HeadlinesBriefing favicon HeadlinesBriefing.com

OpenAI and Paradigm Launch EVMbench to Test AI on Smart Contract Hacks

OpenAI Blog •
×

OpenAI and security firm Paradigm released EVMbench, a new benchmark designed to measure how well AI agents can find, fix, and exploit vulnerabilities in Ethereum Virtual Machine smart contracts. The tool addresses the critical need to assess AI capabilities in environments securing over $100 billion in crypto assets, drawing from 120 real-world vulnerabilities sourced from auditing competitions and the Tempo blockchain's payment-focused design.

EVMbench evaluates agents across three modes: Detect, Patch, and Exploit. In the most challenging exploit scenario, GPT-5.3-Codex achieved a score of 72.2%, a large jump from its predecessor's 31.9%. Agents performed best in the exploit setting with a clear objective but struggled with exhaustive code audits and maintaining functionality while patching subtle flaws.

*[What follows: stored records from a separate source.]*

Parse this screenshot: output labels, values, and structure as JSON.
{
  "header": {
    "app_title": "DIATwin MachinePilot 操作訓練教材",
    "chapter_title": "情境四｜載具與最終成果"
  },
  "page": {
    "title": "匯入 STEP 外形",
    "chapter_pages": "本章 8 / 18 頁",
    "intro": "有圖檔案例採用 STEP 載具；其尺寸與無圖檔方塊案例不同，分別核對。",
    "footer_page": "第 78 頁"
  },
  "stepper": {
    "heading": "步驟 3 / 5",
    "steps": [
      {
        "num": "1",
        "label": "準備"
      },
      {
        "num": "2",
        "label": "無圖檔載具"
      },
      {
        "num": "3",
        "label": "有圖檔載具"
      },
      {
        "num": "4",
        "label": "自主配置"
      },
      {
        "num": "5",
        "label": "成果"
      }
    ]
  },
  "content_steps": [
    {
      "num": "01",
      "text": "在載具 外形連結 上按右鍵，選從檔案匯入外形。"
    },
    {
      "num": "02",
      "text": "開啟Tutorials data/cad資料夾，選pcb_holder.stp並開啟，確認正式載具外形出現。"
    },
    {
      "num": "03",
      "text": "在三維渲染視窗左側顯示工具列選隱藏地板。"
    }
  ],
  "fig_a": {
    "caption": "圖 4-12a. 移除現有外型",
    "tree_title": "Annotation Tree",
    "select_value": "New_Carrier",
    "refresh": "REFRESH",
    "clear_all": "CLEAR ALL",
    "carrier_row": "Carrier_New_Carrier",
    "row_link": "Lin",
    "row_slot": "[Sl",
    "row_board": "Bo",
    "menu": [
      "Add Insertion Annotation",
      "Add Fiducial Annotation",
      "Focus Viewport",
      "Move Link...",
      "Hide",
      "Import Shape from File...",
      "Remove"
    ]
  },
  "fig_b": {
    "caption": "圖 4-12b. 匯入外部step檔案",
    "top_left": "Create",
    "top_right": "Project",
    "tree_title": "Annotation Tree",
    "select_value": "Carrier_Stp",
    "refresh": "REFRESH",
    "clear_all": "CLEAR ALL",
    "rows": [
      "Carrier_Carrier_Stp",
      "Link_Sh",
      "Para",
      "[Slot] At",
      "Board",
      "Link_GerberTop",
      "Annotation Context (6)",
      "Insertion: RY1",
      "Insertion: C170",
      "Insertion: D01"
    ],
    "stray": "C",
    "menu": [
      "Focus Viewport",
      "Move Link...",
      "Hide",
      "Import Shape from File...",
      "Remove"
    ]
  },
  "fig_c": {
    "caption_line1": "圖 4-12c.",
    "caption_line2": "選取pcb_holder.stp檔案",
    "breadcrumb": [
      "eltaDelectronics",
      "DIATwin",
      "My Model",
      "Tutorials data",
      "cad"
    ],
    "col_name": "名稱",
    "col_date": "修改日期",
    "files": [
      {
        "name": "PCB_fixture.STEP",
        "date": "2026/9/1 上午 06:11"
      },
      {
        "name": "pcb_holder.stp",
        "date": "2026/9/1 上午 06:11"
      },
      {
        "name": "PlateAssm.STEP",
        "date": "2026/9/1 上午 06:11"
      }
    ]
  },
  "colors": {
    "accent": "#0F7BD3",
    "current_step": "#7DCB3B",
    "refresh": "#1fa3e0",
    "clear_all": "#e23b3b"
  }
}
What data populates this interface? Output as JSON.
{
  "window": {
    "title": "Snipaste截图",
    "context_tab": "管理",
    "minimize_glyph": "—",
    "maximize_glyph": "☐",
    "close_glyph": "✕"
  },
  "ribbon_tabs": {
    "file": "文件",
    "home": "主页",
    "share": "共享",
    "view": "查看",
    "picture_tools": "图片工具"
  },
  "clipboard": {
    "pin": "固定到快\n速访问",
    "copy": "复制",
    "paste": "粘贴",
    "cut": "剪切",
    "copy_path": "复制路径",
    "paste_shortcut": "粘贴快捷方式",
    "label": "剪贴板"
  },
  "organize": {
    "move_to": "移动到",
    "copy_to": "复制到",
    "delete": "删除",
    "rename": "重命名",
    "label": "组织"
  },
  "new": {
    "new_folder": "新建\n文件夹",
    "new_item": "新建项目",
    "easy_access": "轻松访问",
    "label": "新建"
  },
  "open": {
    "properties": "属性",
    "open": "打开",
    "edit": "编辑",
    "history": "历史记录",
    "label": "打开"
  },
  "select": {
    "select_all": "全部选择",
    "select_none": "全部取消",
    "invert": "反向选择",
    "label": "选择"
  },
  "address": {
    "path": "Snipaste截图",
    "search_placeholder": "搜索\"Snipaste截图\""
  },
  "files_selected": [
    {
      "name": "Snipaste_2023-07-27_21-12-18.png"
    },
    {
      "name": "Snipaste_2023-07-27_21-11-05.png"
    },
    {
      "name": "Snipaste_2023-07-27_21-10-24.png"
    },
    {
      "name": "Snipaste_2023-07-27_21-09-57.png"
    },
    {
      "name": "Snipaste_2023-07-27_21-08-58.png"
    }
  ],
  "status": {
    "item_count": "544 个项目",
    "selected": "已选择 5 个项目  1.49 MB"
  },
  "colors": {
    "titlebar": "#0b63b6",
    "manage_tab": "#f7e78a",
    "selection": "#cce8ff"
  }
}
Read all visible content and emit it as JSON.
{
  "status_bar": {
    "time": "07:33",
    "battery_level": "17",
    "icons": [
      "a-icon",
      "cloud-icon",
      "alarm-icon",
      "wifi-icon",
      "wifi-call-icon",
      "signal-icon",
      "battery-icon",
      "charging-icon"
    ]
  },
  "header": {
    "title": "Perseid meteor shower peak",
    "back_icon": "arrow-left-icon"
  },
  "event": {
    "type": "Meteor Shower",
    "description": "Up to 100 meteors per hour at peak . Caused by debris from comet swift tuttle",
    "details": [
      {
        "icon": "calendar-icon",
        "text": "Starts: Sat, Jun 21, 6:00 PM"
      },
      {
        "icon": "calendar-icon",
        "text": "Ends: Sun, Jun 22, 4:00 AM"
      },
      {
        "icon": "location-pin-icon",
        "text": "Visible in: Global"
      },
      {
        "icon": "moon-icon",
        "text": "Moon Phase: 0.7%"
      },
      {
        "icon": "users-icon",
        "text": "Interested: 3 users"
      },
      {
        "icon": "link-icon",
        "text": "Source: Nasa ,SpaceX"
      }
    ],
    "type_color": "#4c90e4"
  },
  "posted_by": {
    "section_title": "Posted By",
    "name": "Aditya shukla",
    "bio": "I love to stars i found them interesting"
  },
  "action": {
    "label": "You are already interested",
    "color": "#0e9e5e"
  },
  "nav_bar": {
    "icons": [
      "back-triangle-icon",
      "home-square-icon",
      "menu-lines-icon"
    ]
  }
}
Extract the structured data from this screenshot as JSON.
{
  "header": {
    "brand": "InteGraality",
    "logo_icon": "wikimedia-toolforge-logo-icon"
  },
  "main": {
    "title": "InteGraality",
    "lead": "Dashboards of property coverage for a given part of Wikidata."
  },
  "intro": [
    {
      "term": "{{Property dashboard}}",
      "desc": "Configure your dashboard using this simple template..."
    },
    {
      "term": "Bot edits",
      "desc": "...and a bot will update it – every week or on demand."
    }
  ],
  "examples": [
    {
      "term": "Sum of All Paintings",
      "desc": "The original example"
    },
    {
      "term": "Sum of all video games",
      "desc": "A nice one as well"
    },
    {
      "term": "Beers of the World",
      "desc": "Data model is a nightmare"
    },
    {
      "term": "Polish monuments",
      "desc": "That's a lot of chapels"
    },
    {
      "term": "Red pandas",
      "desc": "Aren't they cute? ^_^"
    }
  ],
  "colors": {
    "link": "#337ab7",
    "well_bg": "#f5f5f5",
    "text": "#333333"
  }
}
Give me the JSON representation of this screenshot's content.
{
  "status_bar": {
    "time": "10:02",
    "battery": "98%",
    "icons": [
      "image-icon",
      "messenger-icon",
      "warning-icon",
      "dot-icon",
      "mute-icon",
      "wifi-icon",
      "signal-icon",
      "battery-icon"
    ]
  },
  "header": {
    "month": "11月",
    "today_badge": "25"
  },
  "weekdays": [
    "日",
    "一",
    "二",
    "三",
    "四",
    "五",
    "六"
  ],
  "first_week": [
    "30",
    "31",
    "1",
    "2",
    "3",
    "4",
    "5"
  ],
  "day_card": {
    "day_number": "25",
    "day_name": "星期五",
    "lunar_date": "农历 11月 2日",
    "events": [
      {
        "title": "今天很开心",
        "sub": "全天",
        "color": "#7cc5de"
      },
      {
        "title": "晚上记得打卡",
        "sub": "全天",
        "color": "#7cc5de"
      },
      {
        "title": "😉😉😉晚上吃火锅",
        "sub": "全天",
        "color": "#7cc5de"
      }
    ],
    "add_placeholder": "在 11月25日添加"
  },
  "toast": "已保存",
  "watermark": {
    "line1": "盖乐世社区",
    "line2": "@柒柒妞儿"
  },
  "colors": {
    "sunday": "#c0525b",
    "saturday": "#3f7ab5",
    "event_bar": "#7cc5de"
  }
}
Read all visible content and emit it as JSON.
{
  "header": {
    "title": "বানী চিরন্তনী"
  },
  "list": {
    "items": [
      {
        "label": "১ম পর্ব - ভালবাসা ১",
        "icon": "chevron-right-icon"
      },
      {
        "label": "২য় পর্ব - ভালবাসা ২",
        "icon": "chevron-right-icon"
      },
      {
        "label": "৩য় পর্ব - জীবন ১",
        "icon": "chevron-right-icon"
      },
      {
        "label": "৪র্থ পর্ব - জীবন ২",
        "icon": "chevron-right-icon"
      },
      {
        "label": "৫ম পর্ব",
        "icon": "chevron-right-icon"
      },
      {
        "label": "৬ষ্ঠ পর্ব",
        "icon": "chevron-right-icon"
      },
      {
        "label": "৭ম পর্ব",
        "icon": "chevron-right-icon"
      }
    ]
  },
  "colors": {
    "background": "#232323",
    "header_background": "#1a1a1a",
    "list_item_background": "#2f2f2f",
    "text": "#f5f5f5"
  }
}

The benchmark has limitations—it uses historical, sandboxed vulnerabilities rather than live, heavily scrutinized mainnet contracts. Alongside the release, OpenAI committed $10M in API credits through its Cybersecurity Grant Program and is expanding its Aardvark security agent. This initiative provides a concrete method to track AI's dual-use potential in cyber defense and offense.